There are broadly two types of polymer commonly used. Polymers that set and thermoplastics that can be molded when hot. Both of these types can have the desirable property of being liquids that can fill a complex mold before becoming rigid (though by far the commonest is the thermoplastic that merely requires heat to make it flow).

Thermoplastics can be supplied to manufacturers as beads of the already polymerised compound that can be melted in the feed to the moulding machine. Examples include polystyrene, polypropylene, polyethylene and many others. These form flowable liquids when hot enough so that a mold can be filled easily during manufacturing and the polymer will set into a rigid shape when cooled. This makes for very easy manufacturing.

This is how a very wide variety of complex shaped can be made. PET bottles, Lego bricks, toy soldiers, plastic shells for computers and printers, car bumpers and many, many other complex components are made this way.

But other complex components can be made from plastics that set from chemical reactions and cannot be thermally molded. These work as long as the setting reaction is slow enough and the components are liquid. There are a variety of such materials which usually involve mixing a (fairly) liquid monomer or oligomer (examples include methyl methacrylate, some silicones, epoxies and some polyesters. Usually the process involves mixing a controlled amount of the monomer (eg methyl methacrylate which was often the basis for home modelling kits) with another ingredient that triggers polymerisation (often a radical initiator).
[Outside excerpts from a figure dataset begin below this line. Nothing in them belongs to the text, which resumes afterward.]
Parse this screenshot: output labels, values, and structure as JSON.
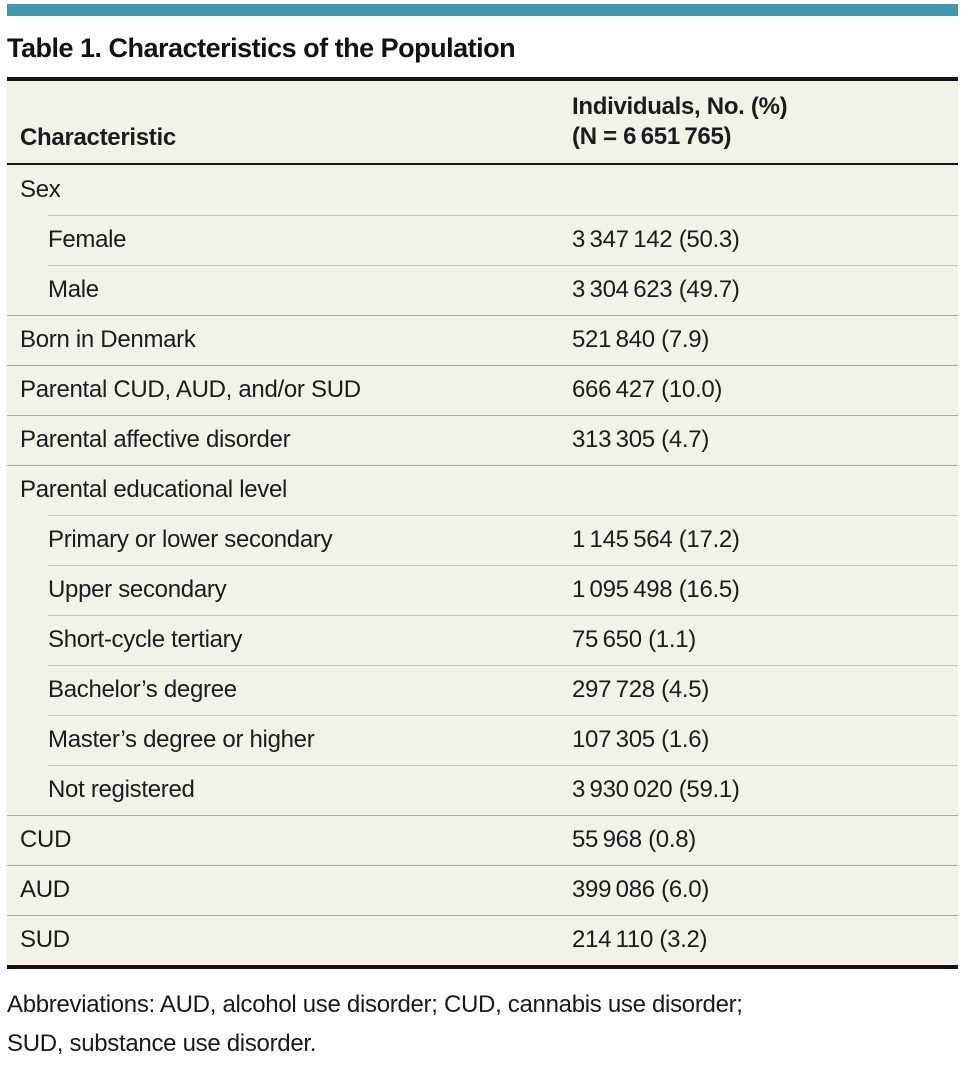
{
  "colors": {
    "accent_bar": "#4298ad",
    "row_background": "#f3f2e8",
    "rule_dark": "#141414"
  },
  "title": "Table 1. Characteristics of the Population",
  "table": {
    "col1_header": "Characteristic",
    "col2_header_line1": "Individuals, No. (%)",
    "col2_header_line2": "(N = 6 651 765)",
    "rows": [
      {
        "label": "Sex",
        "value": "",
        "indent": false
      },
      {
        "label": "Female",
        "value": "3 347 142 (50.3)",
        "indent": true
      },
      {
        "label": "Male",
        "value": "3 304 623 (49.7)",
        "indent": true
      },
      {
        "label": "Born in Denmark",
        "value": "521 840 (7.9)",
        "indent": false
      },
      {
        "label": "Parental CUD, AUD, and/or SUD",
        "value": "666 427 (10.0)",
        "indent": false
      },
      {
        "label": "Parental affective disorder",
        "value": "313 305 (4.7)",
        "indent": false
      },
      {
        "label": "Parental educational level",
        "value": "",
        "indent": false
      },
      {
        "label": "Primary or lower secondary",
        "value": "1 145 564 (17.2)",
        "indent": true
      },
      {
        "label": "Upper secondary",
        "value": "1 095 498 (16.5)",
        "indent": true
      },
      {
        "label": "Short-cycle tertiary",
        "value": "75 650 (1.1)",
        "indent": true
      },
      {
        "label": "Bachelor’s degree",
        "value": "297 728 (4.5)",
        "indent": true
      },
      {
        "label": "Master’s degree or higher",
        "value": "107 305 (1.6)",
        "indent": true
      },
      {
        "label": "Not registered",
        "value": "3 930 020 (59.1)",
        "indent": true
      },
      {
        "label": "CUD",
        "value": "55 968 (0.8)",
        "indent": false
      },
      {
        "label": "AUD",
        "value": "399 086 (6.0)",
        "indent": false
      },
      {
        "label": "SUD",
        "value": "214 110 (3.2)",
        "indent": false
      }
    ]
  },
  "footnote_lines": [
    "Abbreviations: AUD, alcohol use disorder; CUD, cannabis use disorder;",
    "SUD, substance use disorder."
  ]
}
With the right mix of the two ingredients, the polymerisation speed can be controlled so the speed of polymerisation is slow enough that the liquid can fill a complex mold before starting to set. This process is more often used in small batches as it isn't always well adapted to speed because the curing process can take minutes to hours.

The thing that matters in both thermoplastics and thermosets is that the components are liquids that can fill complex molds before setting rigid. In some cases the setting mechanism is based on cooling; in others it is based on chemical reactions.